I try to structure their goals so that they represent growth and development and achievement in all three of those areas.
One thing I also believe in is when you give a person responsibility, you also give them budget money to live that out. And so I think it’s very important, as you give people responsibility, to give them the opportunity to spend money and plan for the expenditure of money and report on the expenditure of money toward the goals that they set.
Q: Are there any particular issues in bringing along and developing younger leaders?
I don’t really want to generalize by age too much. One of the things I am very interested in is maintaining the idea that all of us are in different life stages and that, as a staff, a part of developing leadership is helping people embrace and love the time of life that they’re in.

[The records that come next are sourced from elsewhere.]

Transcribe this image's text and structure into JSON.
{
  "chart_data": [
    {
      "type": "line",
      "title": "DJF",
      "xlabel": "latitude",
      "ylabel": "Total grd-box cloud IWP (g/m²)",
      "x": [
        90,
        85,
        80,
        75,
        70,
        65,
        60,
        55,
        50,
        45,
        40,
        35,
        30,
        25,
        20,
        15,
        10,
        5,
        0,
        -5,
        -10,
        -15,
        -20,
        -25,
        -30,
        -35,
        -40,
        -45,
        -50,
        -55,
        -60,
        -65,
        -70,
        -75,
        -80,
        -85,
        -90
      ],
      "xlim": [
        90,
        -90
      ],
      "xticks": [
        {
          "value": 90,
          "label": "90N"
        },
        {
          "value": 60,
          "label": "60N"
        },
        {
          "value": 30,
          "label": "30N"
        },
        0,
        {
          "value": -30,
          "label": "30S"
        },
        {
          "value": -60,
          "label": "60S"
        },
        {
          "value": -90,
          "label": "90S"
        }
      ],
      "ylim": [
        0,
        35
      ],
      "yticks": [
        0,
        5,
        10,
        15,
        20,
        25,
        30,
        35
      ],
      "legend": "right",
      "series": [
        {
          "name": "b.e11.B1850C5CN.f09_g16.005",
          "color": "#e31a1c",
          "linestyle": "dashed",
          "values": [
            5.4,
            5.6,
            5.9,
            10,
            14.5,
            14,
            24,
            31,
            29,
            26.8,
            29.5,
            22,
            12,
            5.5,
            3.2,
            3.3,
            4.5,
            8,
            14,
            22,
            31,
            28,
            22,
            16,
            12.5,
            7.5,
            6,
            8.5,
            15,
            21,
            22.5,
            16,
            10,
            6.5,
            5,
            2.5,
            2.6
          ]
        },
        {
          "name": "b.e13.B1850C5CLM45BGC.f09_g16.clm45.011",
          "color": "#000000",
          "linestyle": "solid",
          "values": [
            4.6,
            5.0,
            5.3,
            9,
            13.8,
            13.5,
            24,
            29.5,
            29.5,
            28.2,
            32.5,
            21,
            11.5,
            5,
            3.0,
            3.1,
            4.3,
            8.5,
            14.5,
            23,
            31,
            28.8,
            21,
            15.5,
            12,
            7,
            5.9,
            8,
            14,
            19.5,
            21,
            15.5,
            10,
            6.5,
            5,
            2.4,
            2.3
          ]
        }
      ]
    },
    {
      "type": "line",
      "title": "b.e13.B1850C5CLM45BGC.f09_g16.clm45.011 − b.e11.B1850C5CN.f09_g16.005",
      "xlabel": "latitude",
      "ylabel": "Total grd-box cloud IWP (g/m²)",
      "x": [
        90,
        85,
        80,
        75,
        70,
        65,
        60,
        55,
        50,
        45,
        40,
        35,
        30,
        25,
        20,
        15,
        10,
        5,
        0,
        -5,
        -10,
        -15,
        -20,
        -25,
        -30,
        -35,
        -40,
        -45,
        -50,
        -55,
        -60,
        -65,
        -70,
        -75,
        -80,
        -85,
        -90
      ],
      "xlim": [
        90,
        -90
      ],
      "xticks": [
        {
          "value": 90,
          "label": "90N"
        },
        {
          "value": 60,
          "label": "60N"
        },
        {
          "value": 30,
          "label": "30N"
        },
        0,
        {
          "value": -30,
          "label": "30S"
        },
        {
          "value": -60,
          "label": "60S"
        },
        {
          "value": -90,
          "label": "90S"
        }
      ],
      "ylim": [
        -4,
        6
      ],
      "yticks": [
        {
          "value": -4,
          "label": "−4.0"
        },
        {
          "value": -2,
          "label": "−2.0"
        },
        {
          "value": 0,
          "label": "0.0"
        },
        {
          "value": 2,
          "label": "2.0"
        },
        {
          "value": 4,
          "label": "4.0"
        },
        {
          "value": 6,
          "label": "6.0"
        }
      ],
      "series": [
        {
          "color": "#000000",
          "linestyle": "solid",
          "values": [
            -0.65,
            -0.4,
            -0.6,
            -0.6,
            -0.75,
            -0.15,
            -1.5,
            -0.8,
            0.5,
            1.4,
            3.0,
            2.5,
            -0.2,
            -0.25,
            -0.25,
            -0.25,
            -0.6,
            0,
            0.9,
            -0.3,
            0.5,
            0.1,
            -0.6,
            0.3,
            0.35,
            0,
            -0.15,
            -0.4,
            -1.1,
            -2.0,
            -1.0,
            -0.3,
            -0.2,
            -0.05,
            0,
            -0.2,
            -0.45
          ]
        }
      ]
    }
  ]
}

Right now I have several staff members that have preschool children or newborn children, and I want to be clear with them that I understand what time of life they’re in, what that means in terms of demands or time structure.
I want them to come to work as the mother of a 2-year-old or the father of a newborn. I want them to come to work as that person, and not have that be something where they feel like they have to juggle their life on the side and then rush in here and pretend they’re somebody else.

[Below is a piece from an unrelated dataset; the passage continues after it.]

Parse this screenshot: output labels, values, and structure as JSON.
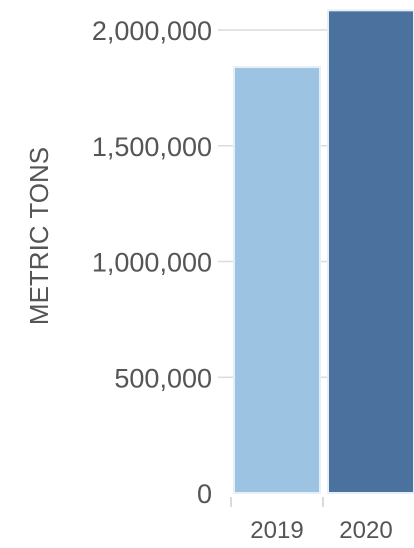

Q: What was your own development as a leader? What experiences are you drawing from, now that you are in a position of guiding other people in their development?
One thing is that I was given responsibility, and was expected to show performance indicators for that responsibility, when I was teaching at Stephen F. Austin University in Nacogdoches. I was a graduate student, but I was also an employee, and I was given responsibility for a study-skills program for students.
I was expected to show indicators and benchmarks for that program and manage the schedule and things like that, so I had the expectation that if you’re given the responsibility, you’re also expected to show results, and that those things go together.
Q: Did you have a mentor?
I had a wonderful mentor, Dr. Beverly Young. She helped me become involved in professional associations. She said, “Go ahead, volunteer to be the treasurer! Nobody ever wants to be the treasurer or the secretary or whatever -- just volunteer for that job, and you’ll have an opportunity for leadership.” And she was right about that.
That was very formative for me. Professional organizations, as volunteer organizations, allow you a lot of latitude for expressing leadership gifts. And it was still a pioneer era for women in leadership. Becoming an officer of that professional organization gave me standing that I would never have gotten.
It gave me an opportunity to do a lot of public speaking, to interface with a lot of other leaders, to then connect to global organizations. So that’s one of the reasons that today I’m heading up a nonprofit volunteer organization.
There are a lot of people involved in the Cooperative Baptist Fellowship [for whom] this is a place to express their leadership. Whether they’re on an advisory council or leading a church engagement network for global missions or teaching in a pastor school in Romania or in China, they’re expressing tremendous leadership skills through a nonprofit network.
Q: So that’s how you developed as a leader, and you see yourself as providing similar kinds of opportunities.
Right. That’s really a beautiful gateway, to me, when I look at this organization and take note of the assets that are spread throughout our community -- these wonderful, talented people. How can I help open the doors for them to go share their gifts?